Round One.
Fight!
The Fed decision to cut the target for the Fed Funds rate to the 0% to 0.25% range is just underwriting what was already obvious and happening in reality: While the target Fed Funds was until Tuesday still 1%, in the last few weeks--following the massive increase in liquidity by the Fed--the actual Fed Funds was already trading at a level literally close to 0%.Not good. In other words, the Fed plan is this:So the Fed just formalized what had already been happening for weeks now, i.e., that the Fed Funds rate was already zero and that the Fed had already moved to quantitative and qualitative easing (QE) in the form of a massive increase in the monetary base and aggressive use of monetary policy to reduce short-term and long-term market rates that are stubbornly high in a sign that the credit crunch is severe and worsening.
I predicted early in 2008 that the Fed Funds rate "would be closer to 0% than to 1%" in the midst of a severe recession. Now, 12 months into this severe recession--a recession that will last at least another 12 months (if not, as is possible, much longer)--the Fed Funds rate is already down to 0% (the beginning of the zero-interest-rate-policy, or ZIRP, for the U.S.) and the Fed has moved into uncharted unorthodox monetary policy as a severe stag-deflation is taking place.
And, as predicted by me over a month ago, the Fed is now committed to keep the Fed Funds rate close to zero for a long time (as a way to push lower long term Treasury yields); purchasing agency debt and agency MBS in massive amounts; and even considering purchasing long-term Treasuries as a way to push lower long-term government bond yields that are already falling sharply.
More aggressive policy actions may be undertaken by the Fed as a severe credit crunch shows no signs of relenting. In a 2002 speech on deflation, Ben Bernanke spoke even of helicopter drops of money, monetizing fiscal deficits and even buying equities.
The latter actions have already been partially undertaken: The Fed is effectively already monetizing U.S. fiscal deficits as the purchase of markets assets is financed with the Fed printing presses rather than the TARP program.

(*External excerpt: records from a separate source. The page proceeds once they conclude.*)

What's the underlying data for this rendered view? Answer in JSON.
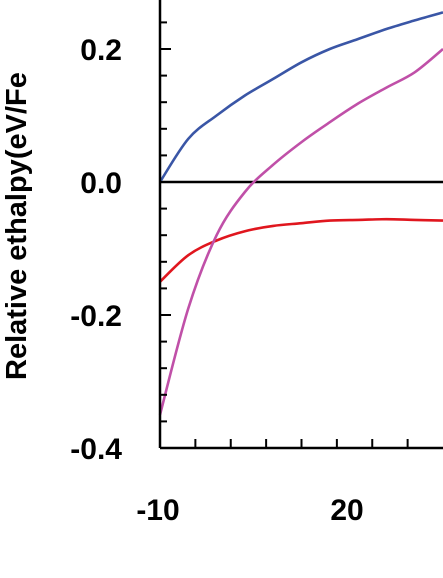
{
  "chart_data": {
    "type": "line",
    "title": "",
    "xlabel": "",
    "ylabel": "Relative ethalpy(eV/Fe",
    "xlim": [
      -10,
      30
    ],
    "ylim": [
      -0.4,
      0.26
    ],
    "x_ticks": [
      -10,
      20
    ],
    "x_tick_labels": [
      "-10",
      "20"
    ],
    "y_ticks": [
      -0.4,
      -0.2,
      0.0,
      0.2
    ],
    "y_tick_labels": [
      "-0.4",
      "-0.2",
      "0.0",
      "0.2"
    ],
    "reference_line_y": 0.0,
    "grid": false,
    "series": [
      {
        "color": "#3a56a6",
        "points": [
          [
            -10,
            0.0
          ],
          [
            -6,
            0.065
          ],
          [
            -2,
            0.1
          ],
          [
            2,
            0.13
          ],
          [
            6,
            0.155
          ],
          [
            10,
            0.18
          ],
          [
            14,
            0.2
          ],
          [
            18,
            0.215
          ],
          [
            22,
            0.23
          ],
          [
            26,
            0.243
          ],
          [
            30,
            0.255
          ]
        ]
      },
      {
        "color": "#e0161e",
        "points": [
          [
            -10,
            -0.15
          ],
          [
            -6,
            -0.11
          ],
          [
            -2,
            -0.088
          ],
          [
            2,
            -0.074
          ],
          [
            6,
            -0.066
          ],
          [
            10,
            -0.062
          ],
          [
            14,
            -0.058
          ],
          [
            18,
            -0.057
          ],
          [
            22,
            -0.056
          ],
          [
            26,
            -0.057
          ],
          [
            30,
            -0.058
          ]
        ]
      },
      {
        "color": "#c050a8",
        "points": [
          [
            -10,
            -0.35
          ],
          [
            -6,
            -0.19
          ],
          [
            -2,
            -0.08
          ],
          [
            2,
            -0.015
          ],
          [
            6,
            0.026
          ],
          [
            10,
            0.06
          ],
          [
            14,
            0.09
          ],
          [
            18,
            0.118
          ],
          [
            22,
            0.142
          ],
          [
            26,
            0.165
          ],
          [
            30,
            0.2
          ]
        ]
      }
    ]
  }
}
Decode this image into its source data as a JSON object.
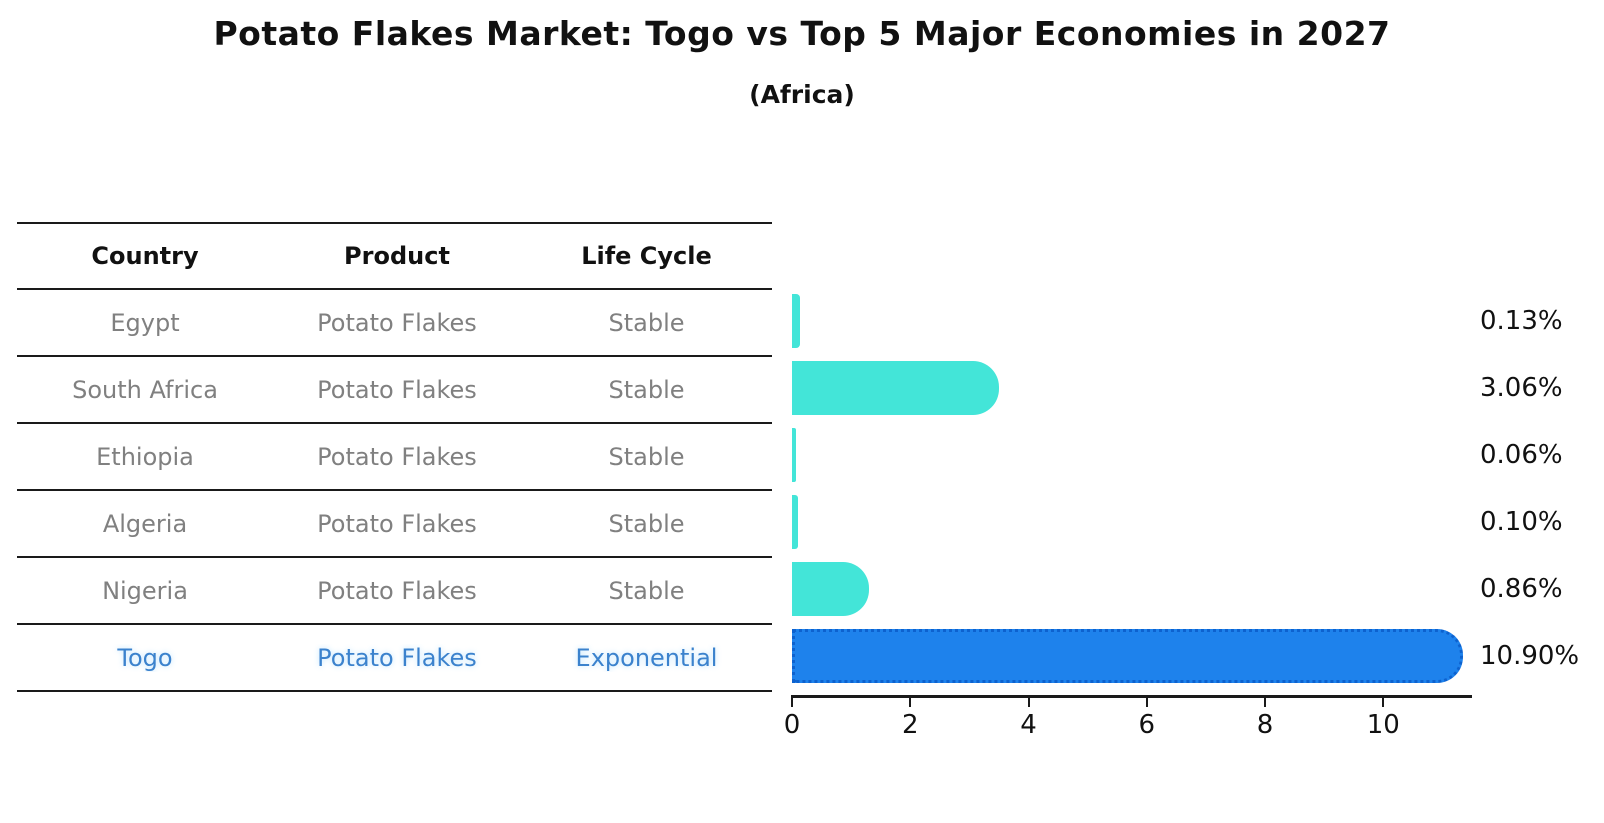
{
  "header": {
    "title": "Potato Flakes Market: Togo vs Top 5 Major Economies in 2027",
    "subtitle": "(Africa)"
  },
  "table": {
    "columns": [
      "Country",
      "Product",
      "Life Cycle"
    ],
    "rows": [
      {
        "country": "Egypt",
        "product": "Potato Flakes",
        "life_cycle": "Stable",
        "highlight": false
      },
      {
        "country": "South Africa",
        "product": "Potato Flakes",
        "life_cycle": "Stable",
        "highlight": false
      },
      {
        "country": "Ethiopia",
        "product": "Potato Flakes",
        "life_cycle": "Stable",
        "highlight": false
      },
      {
        "country": "Algeria",
        "product": "Potato Flakes",
        "life_cycle": "Stable",
        "highlight": false
      },
      {
        "country": "Nigeria",
        "product": "Potato Flakes",
        "life_cycle": "Stable",
        "highlight": false
      },
      {
        "country": "Togo",
        "product": "Potato Flakes",
        "life_cycle": "Exponential",
        "highlight": true
      }
    ]
  },
  "chart_data": {
    "type": "bar",
    "orientation": "horizontal",
    "title": "Potato Flakes Market: Togo vs Top 5 Major Economies in 2027",
    "subtitle": "(Africa)",
    "categories": [
      "Egypt",
      "South Africa",
      "Ethiopia",
      "Algeria",
      "Nigeria",
      "Togo"
    ],
    "values": [
      0.13,
      3.06,
      0.06,
      0.1,
      0.86,
      10.9
    ],
    "value_labels": [
      "0.13%",
      "3.06%",
      "0.06%",
      "0.10%",
      "0.86%",
      "10.90%"
    ],
    "x_ticks": [
      0,
      2,
      4,
      6,
      8,
      10
    ],
    "xlim": [
      0,
      11.5
    ],
    "grid": false,
    "legend": "none",
    "highlight_index": 5,
    "colors": {
      "bar": "#43e5d8",
      "highlight_bar": "#1e82ec",
      "highlight_border": "#0d62cf",
      "row_text": "#808080",
      "highlight_text": "#3b82cd",
      "axis": "#1a1a1a"
    }
  }
}
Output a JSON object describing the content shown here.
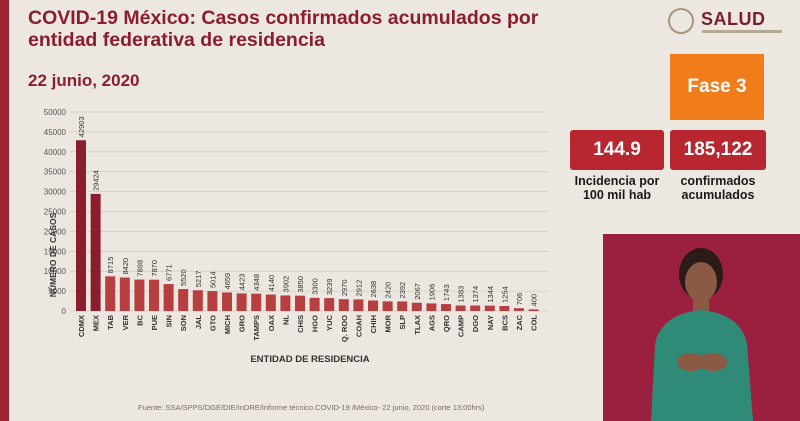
{
  "title": "COVID-19 México: Casos confirmados acumulados por entidad federativa de residencia",
  "date": "22 junio, 2020",
  "logo_text": "SALUD",
  "phase": "Fase 3",
  "stats": [
    {
      "value": "144.9",
      "label_line1": "Incidencia por",
      "label_line2": "100 mil hab"
    },
    {
      "value": "185,122",
      "label_line1": "confirmados",
      "label_line2": "acumulados"
    }
  ],
  "source": "Fuente: SSA/SPPS/DGE/DIE/InDRE/Informe técnico.COVID-19 /México- 22 junio, 2020 (corte 13:00hrs)",
  "colors": {
    "bar_main": "#8b1e2c",
    "bar": "#b73f3f",
    "phase": "#f07d1a",
    "stat": "#b8262f"
  },
  "chart_data": {
    "type": "bar",
    "title": "",
    "xlabel": "ENTIDAD DE RESIDENCIA",
    "ylabel": "NÚMERO DE CASOS",
    "ylim": [
      0,
      50000
    ],
    "yticks": [
      0,
      5000,
      10000,
      15000,
      20000,
      25000,
      30000,
      35000,
      40000,
      45000,
      50000
    ],
    "grid": true,
    "categories": [
      "CDMX",
      "MEX",
      "TAB",
      "VER",
      "BC",
      "PUE",
      "SIN",
      "SON",
      "JAL",
      "GTO",
      "MICH",
      "GRO",
      "TAMPS",
      "OAX",
      "NL",
      "CHIS",
      "HGO",
      "YUC",
      "Q. ROO",
      "COAH",
      "CHIH",
      "MOR",
      "SLP",
      "TLAX",
      "AGS",
      "QRO",
      "CAMP",
      "DGO",
      "NAY",
      "BCS",
      "ZAC",
      "COL"
    ],
    "values": [
      42903,
      29424,
      8715,
      8420,
      7898,
      7870,
      6771,
      5520,
      5217,
      5014,
      4659,
      4423,
      4348,
      4140,
      3902,
      3850,
      3300,
      3239,
      2970,
      2912,
      2638,
      2420,
      2392,
      2067,
      1906,
      1743,
      1383,
      1374,
      1344,
      1254,
      706,
      400
    ]
  }
}
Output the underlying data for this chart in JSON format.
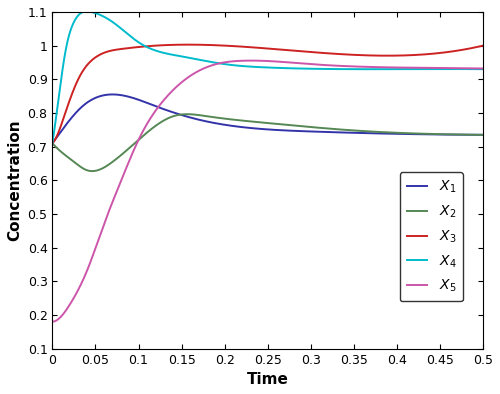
{
  "xlabel": "Time",
  "ylabel": "Concentration",
  "xlim": [
    0,
    0.5
  ],
  "ylim": [
    0.1,
    1.1
  ],
  "xticks": [
    0,
    0.05,
    0.1,
    0.15,
    0.2,
    0.25,
    0.3,
    0.35,
    0.4,
    0.45,
    0.5
  ],
  "yticks": [
    0.1,
    0.2,
    0.3,
    0.4,
    0.5,
    0.6,
    0.7,
    0.8,
    0.9,
    1.0,
    1.1
  ],
  "colors": {
    "X1": "#3333AA",
    "X2": "#558855",
    "X3": "#CC2222",
    "X4": "#00BBCC",
    "X5": "#CC55AA"
  },
  "legend_labels": [
    "$X_1$",
    "$X_2$",
    "$X_3$",
    "$X_4$",
    "$X_5$"
  ],
  "figsize": [
    5.0,
    3.94
  ],
  "dpi": 100,
  "linewidth": 1.4
}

And now, with the Fed considering the purchase of long-term Treasuries, such monetization of deficits will be made more formal.
Also, since the TARP has been turned into a program to recapitalize financial institutions (and thus boost their capital and market value), the U.S. has already effectively intervened indirectly in the equity market (by partially nationalizing a good part of the financial system). Once the Fed starts to buy the long-term Treasuries financing the TARP program, this indirect Fed purchase of U.S. equities will be even clearer.
While Fed actions to reduce mortgage rates--via purchases of agency debt and agency MBS--are partially successful as long-term mortgage rates are falling, most of the Fed purchases of private assets have been so far limited to very high-grade securities.
Thus, the gap between the yield on high-grade commercial paper purchased by the Fed and the one that the Fed is not purchasing is sharply rising; ditto for the gap between agency MBS and private label MBS. Also, while long-term Treasury yields are sharply falling, the spread of corporate bonds--both high-yield and high-grade--relative to Treasuries remains huge as a sign of a severe credit crunch.
Thus, as a next step, the Fed may be soon forced to walk down the credit curve and start buying private short-term and long-term securities with lower credit ratings. That would mean the Fed will take on even more credit risk than it is already taking on today while purchasing illiquid private assets. But desperate times lead to desperate actions by desperate policy makers.
- Lower interest rates to zero.
- Make shit up as we go along and hope it works.
- Profit!
We're currently on Step 2 up there. We'll be there for quite some time.